‘One Wyoming Town’ by Anna A. Maley from The International Socialist Review. Vol. 11 No. 1. July, 1910.
HANNA, WYOMING is a coal mining town of 1300 population. The mines around which the town is centered are Nos. 1, 2, and 3 of the Union Pacific Coal Company. Ten years ago the branch of the Union Pacific railroad upon which Hanna was located became the main line, Already in possession of the mines, the jobs upon which the whole male population of the town depended, the company promptly proceeded to get control of the homes of the miners as well. Ownership of the jobs was the club used by the company to enforce the sale of the property in the town. The Union Pacific Coal Company now owns every foot of ground and every home and business building within the town limits.
Six-room cottages rent for $18.00 per month, so that a miner living in one of these cottages pays back to the company for rent about one week’s wages. Four rooms rent for $14.25 and three rooms for $10.75, Close to the room in which 1 write nine persons live in a three room cottage.
The town has a water system but no adequate sewer. For the. second time this season the drains are out of repair. All the buildings on the main street today have an accumulation of foul water in the cellars and the stench is so vile that the residents are using carbolic acid and other disinfectants to kill the smell. There is an epidemic of smallpox in the neighborhood.
Two of the company’s men who came some time ago to inspect the drainage, pumped out the rotten water but did not repair the drain because of the expense. It is time that the working class of Hanna should say with our friend in “The Servant in the House,’—I’m the drain-man!’
Practically all of the miners here belong to the United Mine Workers of America including one hundred and twenty Japanese, who are furnished to the Union Pacific Coal Company by the Wakimoto-Nishimura Company, Japanese labor-contractors of Cheyenne. Their jobs cost these Japanese workers $1.50 per month each, commission to the contractors, besides the slight bonus of five- sixths of the product of their labor paid to the Union Pacific Coal Company.
The Finnish miners are the backbone of the union here and also of the socialist movement. They have a local of two hundred and seventy-five, in which the women are as active as the men. Our Finnish locals are uniformly strong and efficient. While two conditions existing together are not necessarily mutually dependent, it is worthy of note that the strength and efficiency of our Finnish locals’ goes hand in hand with a large woman’s membership.
Mine No, 1 has been abandoned. On June 30, 1903, one hundred and sixty-nine men perished in an explosion here. On March 28, 1908, fifty-nine men died in the same mine, leaving thirty-eight widows and one hundred and four orphans. The total toll of life yielded up by the miners in Mine No. 1 is three hundred and seven-three. The explosions so damaged the properties, being of such force as to wreck completely the shafts and entrances, that the company hesitated about paying for the repairs so frequently necessary. And so the mine is closed. The anniversaries of these fearful accidents have been declared holidays by the miners, A picture herewith shows four hundred workers assembled at Mine No. 1 for memorial services on March 28th of this year. Twenty-nine bodies are here still entombed. These men kissed their little ones on a March morning two years ago and went below to return no more forever to the world’s song and sunlight.

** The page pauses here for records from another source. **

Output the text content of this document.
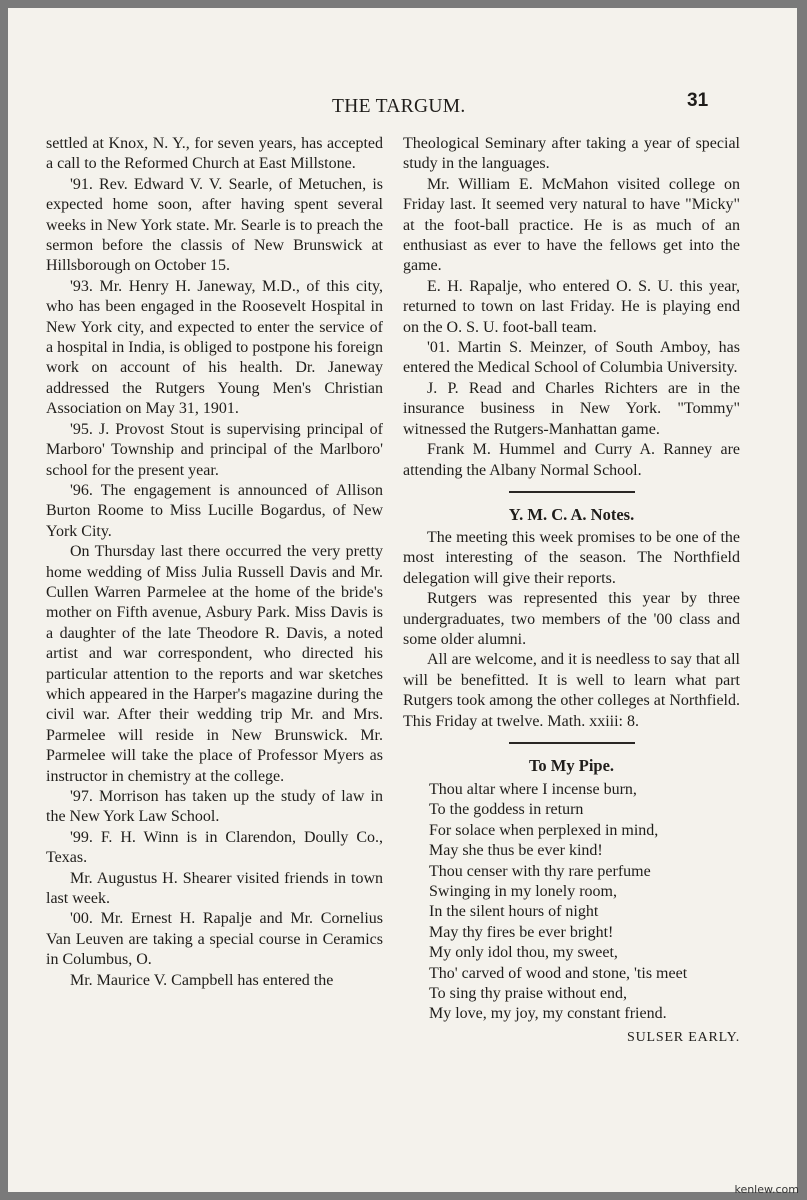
THE TARGUM.	31

settled at Knox, N. Y., for seven years, has accepted a call to the Reformed Church at East Millstone.

'91. Rev. Edward V. V. Searle, of Metuchen, is expected home soon, after having spent several weeks in New York state. Mr. Searle is to preach the sermon before the classis of New Brunswick at Hillsborough on October 15.

'93. Mr. Henry H. Janeway, M.D., of this city, who has been engaged in the Roosevelt Hospital in New York city, and expected to enter the service of a hospital in India, is obliged to postpone his foreign work on account of his health. Dr. Janeway addressed the Rutgers Young Men's Christian Association on May 31, 1901.

'95. J. Provost Stout is supervising principal of Marboro' Township and principal of the Marlboro' school for the present year.

'96. The engagement is announced of Allison Burton Roome to Miss Lucille Bogardus, of New York City.

On Thursday last there occurred the very pretty home wedding of Miss Julia Russell Davis and Mr. Cullen Warren Parmelee at the home of the bride's mother on Fifth avenue, Asbury Park. Miss Davis is a daughter of the late Theodore R. Davis, a noted artist and war correspondent, who directed his particular attention to the reports and war sketches which appeared in the Harper's magazine during the civil war. After their wedding trip Mr. and Mrs. Parmelee will reside in New Brunswick. Mr. Parmelee will take the place of Professor Myers as instructor in chemistry at the college.

'97. Morrison has taken up the study of law in the New York Law School.

'99. F. H. Winn is in Clarendon, Doully Co., Texas.

Mr. Augustus H. Shearer visited friends in town last week.

'00. Mr. Ernest H. Rapalje and Mr. Cornelius Van Leuven are taking a special course in Ceramics in Columbus, O.

Mr. Maurice V. Campbell has entered the

Theological Seminary after taking a year of special study in the languages.

Mr. William E. McMahon visited college on Friday last. It seemed very natural to have "Micky" at the foot-ball practice. He is as much of an enthusiast as ever to have the fellows get into the game.

E. H. Rapalje, who entered O. S. U. this year, returned to town on last Friday. He is playing end on the O. S. U. foot-ball team.

'01. Martin S. Meinzer, of South Amboy, has entered the Medical School of Columbia University.

J. P. Read and Charles Richters are in the insurance business in New York. "Tommy" witnessed the Rutgers-Manhattan game.

Frank M. Hummel and Curry A. Ranney are attending the Albany Normal School.

Y. M. C. A. Notes.

The meeting this week promises to be one of the most interesting of the season. The Northfield delegation will give their reports.

Rutgers was represented this year by three undergraduates, two members of the '00 class and some older alumni.

All are welcome, and it is needless to say that all will be benefitted. It is well to learn what part Rutgers took among the other colleges at Northfield. This Friday at twelve. Math. xxiii: 8.

To My Pipe.
Thou altar where I incense burn,
To the goddess in return
For solace when perplexed in mind,
May she thus be ever kind!
Thou censer with thy rare perfume
Swinging in my lonely room,
In the silent hours of night
May thy fires be ever bright!
My only idol thou, my sweet,
Tho' carved of wood and stone, 'tis meet
To sing thy praise without end,
My love, my joy, my constant friend.
SULSER EARLY.
kenlew.com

“There’s never a mine blown skyward now/ But were buried alive for you/ There’s never a wreck drifts shoreward now/ But we are its ghastly crew.
“Go reckon our dead by the forges red/And the factories where we spin/ If blood be the price of your cursed wealth/ Good God, we have paid it in!”
The International Socialist Review (ISR) was published monthly in Chicago from 1900 until 1918 by Charles H. Kerr and critically loyal to the Socialist Party of America. It is one of the essential publications in U.S. left history. During the editorship of A.M. Simons it was largely theoretical and moderate. In 1908, Charles H. Kerr took over as editor with strong influence from Mary E Marcy. The magazine became the foremost proponent of the SP’s left wing growing to tens of thousands of subscribers. It remained revolutionary in outlook and anti-militarist during World War One. It liberally used photographs and images, with news, theory, arts and organizing in its pages. It articles, reports and essays are an invaluable record of the U.S. class struggle and the development of Marxism in the decades before the Soviet experience. It was closed down in government repression in 1918.